Once upon a time, back before the days when every cell phone was equipped with a digital camera it was pretty easy to keep guests from taking photos of entertainers at your venue. Cameras were bulky and easy to spot with even a basic search at the front door. Now most cell phones have high quality digital cameras bulit in, and many even come with video cameras!
The web is filled with bootleg videos of performances of all types, from small venues to major arena and stadium shows.
Taking all that into consideration, the idea of having a camera policy for your venue is almost a moot point. There WILL be cameras in the venue.
However, for legal reasons, and to protect yourself and your guests, you probably do need to have something in writing that makes your establishment’s stand on this matter clear.

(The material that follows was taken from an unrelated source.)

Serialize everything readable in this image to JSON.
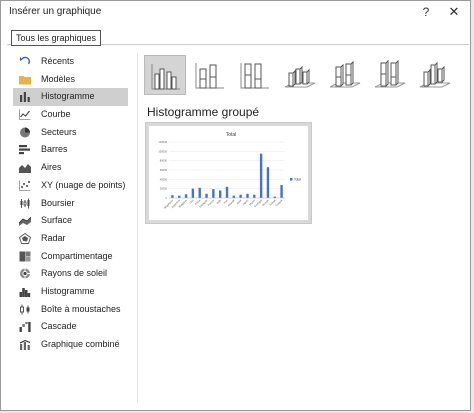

As always, the first question to ask when crafting ANY policy is WHY. What is the intent of this policy, what goal do we hope to achieve with this?
Some entertainers have a policy where cameras are forbidden at their performances that you may need to comply with for legal reasons. However, many artists are taking a much more open stance when it comes to amateur photos and videos being shot at their performances. They look at it as free publicity, which makes a lot of sense when you think about the viral video phenomenon. Thanks to the web, unknown artists can generate incredible amounts of publicity by posting videos and music at You Tube and other video sites.
This type of viral marketing can also give your venue the same type of free publicity and generate buzz, while building relationships with your guests and the market you hope to reach via these new social media mediums. Allowing or encouraging visitors to record performances and post them at your venue’s web page might be a great way to generate traffic and excitement about an upcoming performance- maybe even hold a best video contest.
Naturally, you’ll need to ensure all your legal ducks are in a row, and get permission from the entertainers involved. Local acts might love the opportunity to be a part of such a promotional effort- imagine all the free videos they’ll get from being a part of your event! Natiuonal entertainers may have reservations about this type of activity so do your due diligence first to save headaches later.
Another option is to create your own YouTube channel and post all your videos there. After Google, YouTube is one of the most popular search engines out there, and if you don’t have a strong presence there, especially in such a rich visual medium as live entertainment, you’re passing up unlimited opportunities.
Remember to have your legal team create some sort of waiver that lets guests know they are being videotaped, and that the videos will be used in promotional videos. Some visitors may well consider such efforts to be an invasion of their privacy, so you’ll need to weigh your options carefully and look closely at your regular demographic before initiating a program like this. Depending on the type of venue you are, some guests might not want anyone to know they were there...
Make this new video technology and social media work for you!